Zuckerberg told Rogan two main events in 2016 triggered the move by Meta (then called Facebook) to institute fact-checking: Donald Trump’s election as U.S. president and Brexit in the U.K. “I think that those were basically these two events where for the first time, we just faced this massive, massive institutional pressure to basically start censoring content on ideological grounds,” Zuckerberg said.

“At the time I was really sort of ill-prepared to kind of parse what was going on,” Zuckerberg said. “I think part of my reflection looking back on this is, I kind of think in 2016 in the aftermath [of Trump’s election] I gave too much deference to a lot of folks in the media who were basically saying, ‘OK, there’s no way that this guy could have gotten elected except for misinformation.’” That “started with the the Russia-collusion stuff” but “it kind of morphed into different things over time,” he added.

“I took this and just kind of assumed that everyone was acting in good faith and I said, ‘OK, well there are concerns about misinformation,’” Zuckerberg said. “If you ask people, no one says that they want misinformation, so maybe there’s something that we should do to to basically try to address this.”

However, Zuckerberg said, “I was really worried from the beginning about basically becoming this sort of decider of what is true in the world… That’s like kind of a crazy position to be in for billions of people using your service.” The company adopted a system that used third-party fact-checkers to identify “very clear hoaxes” — like the “Earth is flat” — and “it just sort of veered from there.”

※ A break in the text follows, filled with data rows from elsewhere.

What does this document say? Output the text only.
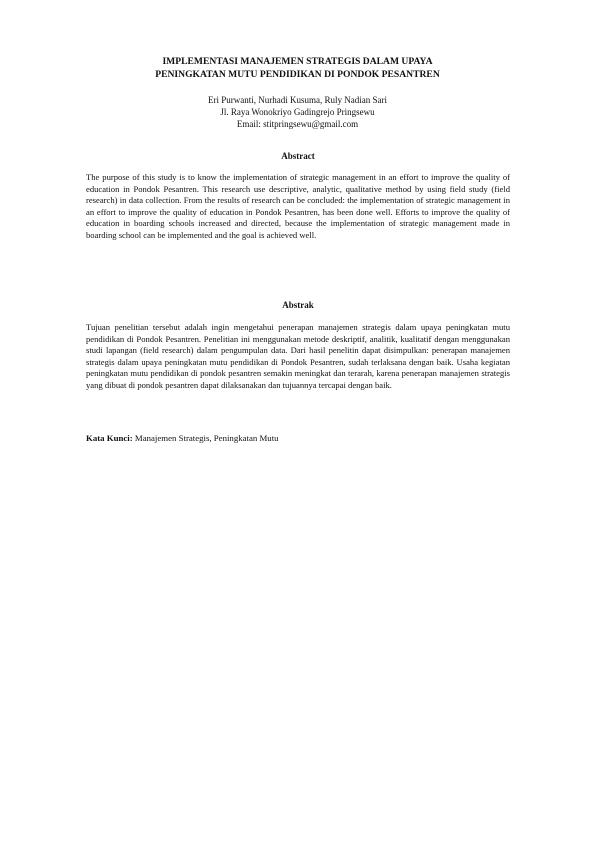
IMPLEMENTASI MANAJEMEN STRATEGIS DALAM UPAYA
PENINGKATAN MUTU PENDIDIKAN DI PONDOK PESANTREN
Eri Purwanti, Nurhadi Kusuma, Ruly Nadian Sari
Jl. Raya Wonokriyo Gadingrejo Pringsewu
Email: stitpringsewu@gmail.com
Abstract
The purpose of this study is to know the implementation of strategic management in an effort to improve the quality of education in Pondok Pesantren. This research use descriptive, analytic, qualitative method by using field study (field research) in data collection. From the results of research can be concluded: the implementation of strategic management in an effort to improve the quality of education in Pondok Pesantren, has been done well. Efforts to improve the quality of education in boarding schools increased and directed, because the implementation of strategic management made in boarding school can be implemented and the goal is achieved well.
Abstrak
Tujuan penelitian tersebut adalah ingin mengetahui penerapan manajemen strategis dalam upaya peningkatan mutu pendidikan di Pondok Pesantren. Penelitian ini menggunakan metode deskriptif, analitik, kualitatif dengan menggunakan studi lapangan (field research) dalam pengumpulan data. Dari hasil penelitin dapat disimpulkan: penerapan manajemen strategis dalam upaya peningkatan mutu pendidikan di Pondok Pesantren, sudah terlaksana dengan baik. Usaha kegiatan peningkatan mutu pendidikan di pondok pesantren semakin meningkat dan terarah, karena penerapan manajemen strategis yang dibuat di pondok pesantren dapat dilaksanakan dan tujuannya tercapai dengan baik.
Kata Kunci: Manajemen Strategis, Peningkatan Mutu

“I think to some degree it’s because some of the people whose job is to do fact-checking, a lot of their industry is focused on political fact-checking,” Zuckerberg said. “So they just kind of veered in that direction.” In the last few years, he said, “I really started coming to the conclusion that we were going to need to change something about that.”

On Monday, Zuckerberg announced that Meta will replace its fact-checking programs with a “community notes” model similar to Elon Musk’s X. Zuckerberg said the fact-checking system led to “too many mistakes and too much censorship” and is “too politically biased.”

Zuckerberg’s end to the Meta fact-checking initiative comes just weeks before Trump is set to be sworn in for a second term as U.S. president. Meta appointed UFC CEO Dana White — a close Trump friend — to its board, and the company is donating $1 million to Trump’s inaugural fund.

On Rogan’s show, Zuckerberg reiterated his position that the decision to end Meta’s fact-checking was to return to its roots. “The whole point of social media is basically, you know, giving people the ability to share what they want and, you know, it goes back to you know our original mission [which] is just give people the power to share and make the world more open and connected,” the Meta chief said.

Zuckerberg said he “wasn’t too deep on our content policies for like the first 10 years of the company.” He said that “practical issues” arose that Meta acted on — such as putting in systems to fight cyberbullying and taking down pirated content — but “it was really in the last 10 years that people started pushing for, like, ideological-based censorship.”